There was confirmation bias, or only accessing sources that agree with one’s point of view. There was overconfidence effect, a tendency to believe we are right far more often than we actually are. And there was status quo bias, following an existing process or strategy despite new emerging information. Together, these human errors contributed heavily to the disaster still reverberating through the marketplace. To top it all off, cognitive bias blinded the financial experts to the looming dangers on the horizon.
The human mind has amazing creative potential, but the built-in evolutionary flaws mean we cannot function as machines. We bring a whole host of variable behaviors and idiosyncrasies to any work setting. Factor in a worker's tendency to stick with previously built habits (a form of status quo bias), and we begin to see the challenge with the proper implementation of new software and or processes in an organization.

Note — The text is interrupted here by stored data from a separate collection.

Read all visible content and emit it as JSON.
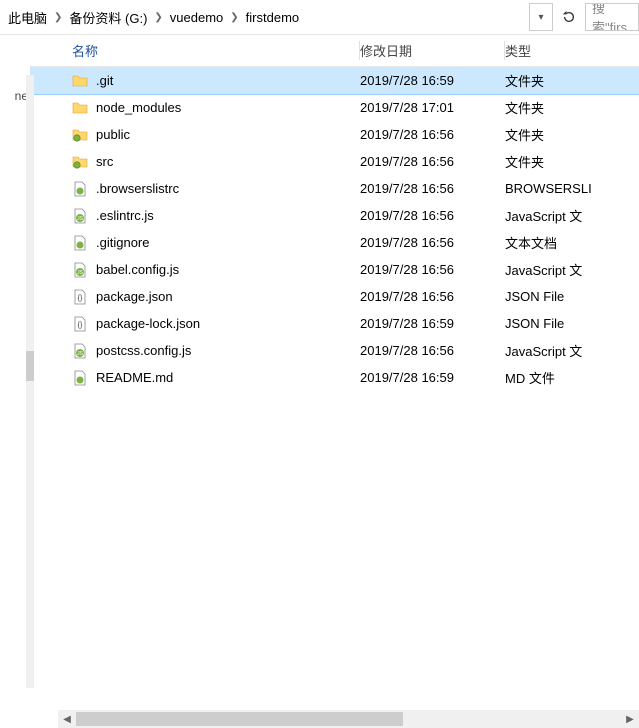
{
  "breadcrumb": {
    "items": [
      {
        "label": "此电脑"
      },
      {
        "label": "备份资料 (G:)"
      },
      {
        "label": "vuedemo"
      },
      {
        "label": "firstdemo"
      }
    ]
  },
  "search": {
    "placeholder": "搜索\"firs"
  },
  "left": {
    "label_fragment": "ne"
  },
  "columns": {
    "name": "名称",
    "date": "修改日期",
    "type": "类型"
  },
  "files": [
    {
      "name": ".git",
      "date": "2019/7/28 16:59",
      "type": "文件夹",
      "icon": "folder",
      "selected": true
    },
    {
      "name": "node_modules",
      "date": "2019/7/28 17:01",
      "type": "文件夹",
      "icon": "folder",
      "selected": false
    },
    {
      "name": "public",
      "date": "2019/7/28 16:56",
      "type": "文件夹",
      "icon": "folder-green",
      "selected": false
    },
    {
      "name": "src",
      "date": "2019/7/28 16:56",
      "type": "文件夹",
      "icon": "folder-green",
      "selected": false
    },
    {
      "name": ".browserslistrc",
      "date": "2019/7/28 16:56",
      "type": "BROWSERSLI",
      "icon": "file-green",
      "selected": false
    },
    {
      "name": ".eslintrc.js",
      "date": "2019/7/28 16:56",
      "type": "JavaScript 文",
      "icon": "file-js",
      "selected": false
    },
    {
      "name": ".gitignore",
      "date": "2019/7/28 16:56",
      "type": "文本文档",
      "icon": "file-green",
      "selected": false
    },
    {
      "name": "babel.config.js",
      "date": "2019/7/28 16:56",
      "type": "JavaScript 文",
      "icon": "file-js",
      "selected": false
    },
    {
      "name": "package.json",
      "date": "2019/7/28 16:56",
      "type": "JSON File",
      "icon": "file-json",
      "selected": false
    },
    {
      "name": "package-lock.json",
      "date": "2019/7/28 16:59",
      "type": "JSON File",
      "icon": "file-json",
      "selected": false
    },
    {
      "name": "postcss.config.js",
      "date": "2019/7/28 16:56",
      "type": "JavaScript 文",
      "icon": "file-js",
      "selected": false
    },
    {
      "name": "README.md",
      "date": "2019/7/28 16:59",
      "type": "MD 文件",
      "icon": "file-green",
      "selected": false
    }
  ]
}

Buying a Steinway piano does not guarantee your prowess at the keyboards any more than acquiring the best software or adopting an awesome process alone will guarantee your success. Ignoring the human element can result in failure on every level, from group morale, to the product quality, to earnings.
Whole-brain strategy requires left-brain analytics to make sure that you are solving for the correct problem, and then right-brain empathy to understand and adjust for the ramifications of those decisions on a workforce. For many businesses, this last bit is the crucial missing step. Unfortunately, whole-brain strategy is not an off-the-shelf purchase. Training, educating, and listening to your people requires investing considerable time and energy.
Concert pianists understand that musical harmony is about hours of practice to make both hands work together. The same could be said in business about process and people.
Da Vinci understood this better than anyone, and 500 years later, his work still testifies to the power of combining the analytic with the creative. The whole-brain lesson alone might qualify him as one of the greatest thinkers of all time.